Acabóse
Durante los años más insensatos de la historia europea, entre 1920 y 1940, se generalizó el culto del héroe. El mundo quedó escindido en burgueses (codiciosos, egoístas, cobardes, farisaicos) y revolucionarios (puros, generosos, heroicos, auténticos). Lo más chocante es que los cultivadores del héroe revolucionario eran, en su mayoría, burgueses. Los fascistas italianos, los nacionalsocialistas alemanes, los falangistas españoles y demás movimientos de clase media, cantaban la muerte de los héroes como destino supremo del hombre superior. En aquella época aún no había mujeres superiores, pero muchas de ellas saltaban como cabras en la cama de D'Annunzio, el héroe de Mussolini, sin saber que su verdadero nombre era Gabriele Raspagnetta.
Del otro lado de la trinchera, la burguesía funcionarial soviética cantaba con lírica viril al héroe proletario. Y los últimos estertores, Mao, Pol Poth, el Che, aún lograron bombear la sangre de exangües niños burgueses, desconcertados por la trivialidad de la vida y felices al ver cómo (otros) se inmolaban por nobles causas.
La última camada de héroes, los suicidas islámicos, parecen un producto degenerado y atroz de una tradición tan europea como oriental, razón por la cual Ian Buruma dice que nada de 'guerra entre civilizaciones', sino, una vez más, el atávico horror a la vida urbana, laica y banal que lleva siglos produciendo mártires antiliberales. Para mucha gente, es imposible vivir sin Dios y sin dueño.
Los últimos héroes son tristes y odian al héroe ebrio y danzarín de Nietzsche, su mayor enemigo.
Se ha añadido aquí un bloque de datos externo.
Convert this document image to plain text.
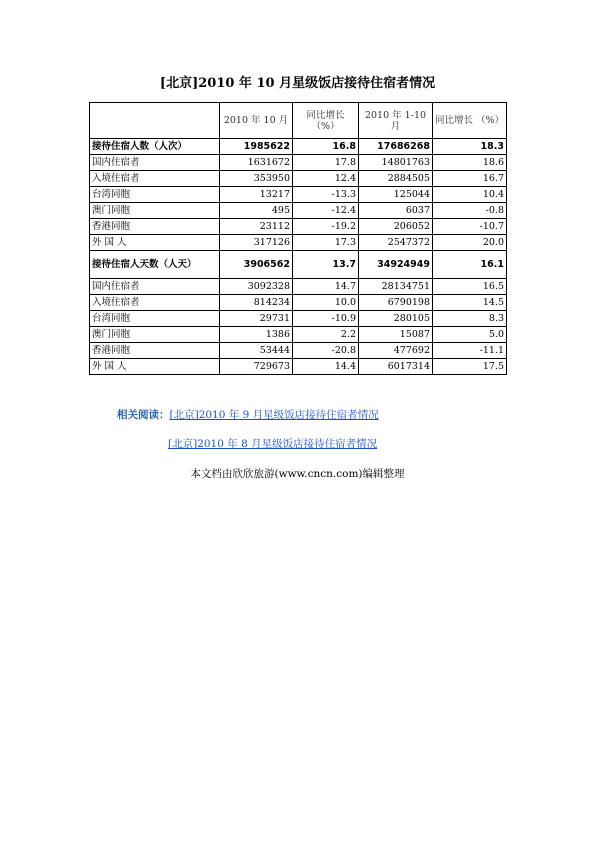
[北京]2010 年 10 月星级饭店接待住宿者情况
	2010 年 10 月	同比增长 （%）	2010 年 1-10 月	同比增长 （%）
接待住宿人数（人次）	1985622	16.8	17686268	18.3
国内住宿者	1631672	17.8	14801763	18.6
入境住宿者	353950	12.4	2884505	16.7
台湾同胞	13217	-13.3	125044	10.4
澳门同胞	495	-12.4	6037	-0.8
香港同胞	23112	-19.2	206052	-10.7
外 国 人	317126	17.3	2547372	20.0
接待住宿人天数（人天）	3906562	13.7	34924949	16.1
国内住宿者	3092328	14.7	28134751	16.5
入境住宿者	814234	10.0	6790198	14.5
台湾同胞	29731	-10.9	280105	8.3
澳门同胞	1386	2.2	15087	5.0
香港同胞	53444	-20.8	477692	-11.1
外 国 人	729673	14.4	6017314	17.5
相关阅读：[北京]2010 年 9 月星级饭店接待住宿者情况
[北京]2010 年 8 月星级饭店接待住宿者情况
本文档由欣欣旅游(www.cncn.com)编辑整理
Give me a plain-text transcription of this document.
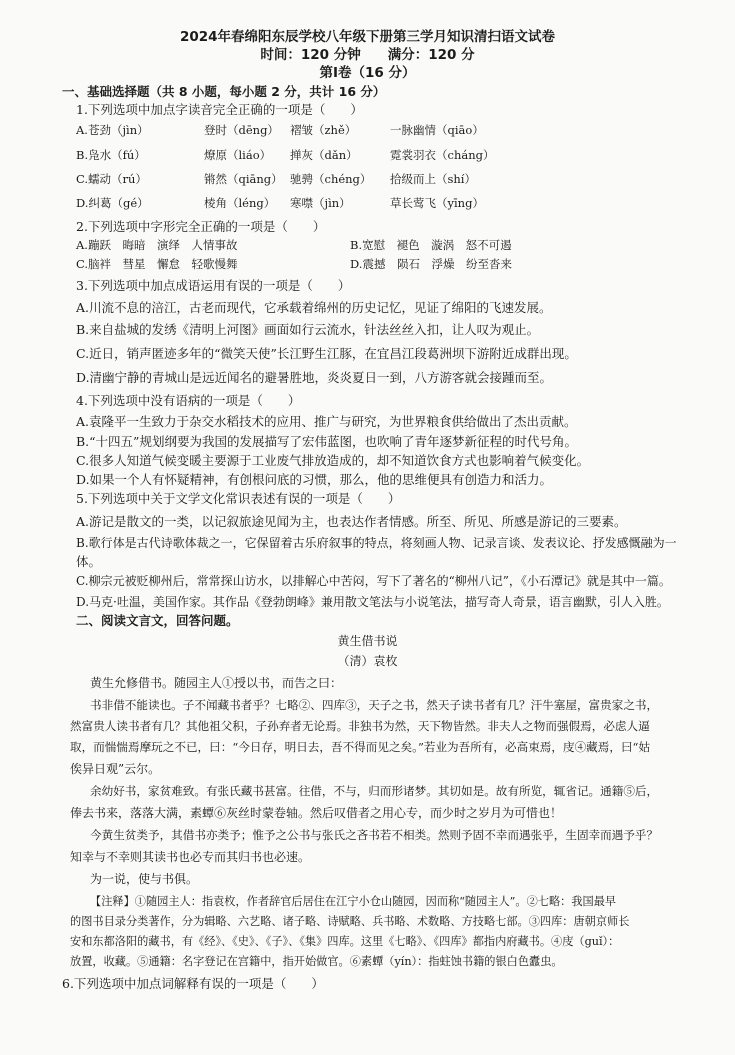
2024年春绵阳东辰学校八年级下册第三学月知识清扫语文试卷
时间：120 分钟　　满分：120 分
第Ⅰ卷（16 分）
一、基础选择题（共 8 小题，每小题 2 分，共计 16 分）
1.下列选项中加点字读音完全正确的一项是（　　）
A.苍劲（jìn）	登时（dēng） 褶皱（zhě）	一脉幽情（qiāo）
B.凫水（fú）	燎原（liáo） 掸灰（dǎn）	霓裳羽衣（cháng）
C.蠕动（rú）	锵然（qiāng） 驰骋（chéng） 拾级而上（shí）
D.纠葛（gé）	棱角（léng） 寒噤（jìn）	草长莺飞（yīng）
2.下列选项中字形完全正确的一项是（　　）
A.蹦跃　晦暗　演绎　人情事故	B.宽慰　褪色　漩涡　怒不可遏
C.脑袢　彗星　懈怠　轻歌慢舞	D.震撼　陨石　浮燥　纷至沓来
3.下列选项中加点成语运用有误的一项是（　　）
A.川流不息的涪江，古老而现代，它承载着绵州的历史记忆，见证了绵阳的飞速发展。
B.来自盐城的发绣《清明上河图》画面如行云流水，针法丝丝入扣，让人叹为观止。
C.近日，销声匿迹多年的“微笑天使”长江野生江豚，在宜昌江段葛洲坝下游附近成群出现。
D.清幽宁静的青城山是远近闻名的避暑胜地，炎炎夏日一到，八方游客就会接踵而至。
4.下列选项中没有语病的一项是（　　）
A.袁隆平一生致力于杂交水稻技术的应用、推广与研究，为世界粮食供给做出了杰出贡献。
B.“十四五”规划纲要为我国的发展描写了宏伟蓝图，也吹响了青年逐梦新征程的时代号角。
C.很多人知道气候变暖主要源于工业废气排放造成的，却不知道饮食方式也影响着气候变化。
D.如果一个人有怀疑精神，有创根问底的习惯，那么，他的思维便具有创造力和活力。
5.下列选项中关于文学文化常识表述有误的一项是（　　）
A.游记是散文的一类，以记叙旅途见闻为主，也表达作者情感。所至、所见、所感是游记的三要素。
B.歌行体是古代诗歌体裁之一，它保留着古乐府叙事的特点，将刻画人物、记录言谈、发表议论、抒发感慨融为一
体。
C.柳宗元被贬柳州后，常常探山访水，以排解心中苦闷，写下了著名的“柳州八记”，《小石潭记》就是其中一篇。
D.马克·吐温，美国作家。其作品《登勃朗峰》兼用散文笔法与小说笔法，描写奇人奇景，语言幽默，引人入胜。
二、阅读文言文，回答问题。
黄生借书说
（清）袁枚
黄生允修借书。随园主人①授以书，而告之曰：
书非借不能读也。子不闻藏书者乎？七略②、四库③，天子之书，然天子读书者有几？汗牛塞屋，富贵家之书，
然富贵人读书者有几？其他祖父积，子孙弃者无论焉。非独书为然，天下物皆然。非夫人之物而强假焉，必虑人逼
取，而惴惴焉摩玩之不已，曰：“今日存，明日去，吾不得而见之矣。”若业为吾所有，必高束焉，庋④藏焉，曰“姑
俟异日观”云尔。
余幼好书，家贫难致。有张氏藏书甚富。往借，不与，归而形诸梦。其切如是。故有所览，辄省记。通籍⑤后，
俸去书来，落落大满，素蟫⑥灰丝时蒙卷轴。然后叹借者之用心专，而少时之岁月为可惜也！
今黄生贫类予，其借书亦类予；惟予之公书与张氏之吝书若不相类。然则予固不幸而遇张乎，生固幸而遇予乎？
知幸与不幸则其读书也必专而其归书也必速。
为一说，使与书俱。
【注释】①随园主人：指袁枚，作者辞官后居住在江宁小仓山随园，因而称“随园主人”。②七略：我国最早
的图书目录分类著作，分为辑略、六艺略、诸子略、诗赋略、兵书略、术数略、方技略七部。③四库：唐朝京师长
安和东都洛阳的藏书，有《经》、《史》、《子》、《集》四库。这里《七略》、《四库》都指内府藏书。④庋（guǐ）：
放置，收藏。⑤通籍：名字登记在宫籍中，指开始做官。⑥素蟫（yín）：指蛀蚀书籍的银白色蠹虫。
6.下列选项中加点词解释有误的一项是（　　）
Rezan, ayunan, son castos, aman a Dios, parecen salidos de un raro Frente de Juventudes dirigido por monseñor Rouco y Josu Ternera. Desprecian por igual a burgueses y proletarios, como los etarras, que tanto matan a un potentado como a su cocinero. Para ellos, lo único capaz de salvar al mundo es un clérigo analfabeto, machista, vesánico y paranoico, con una fe descomunal en la Vida Eterna y en la Patria.
Los suicidas terminales nos están liberando de las dudas que aún pudieran quedarnos (a nosotros, lectores de Malraux, de Jünger, de Peguy) para distinguir a un héroe de un imbécil.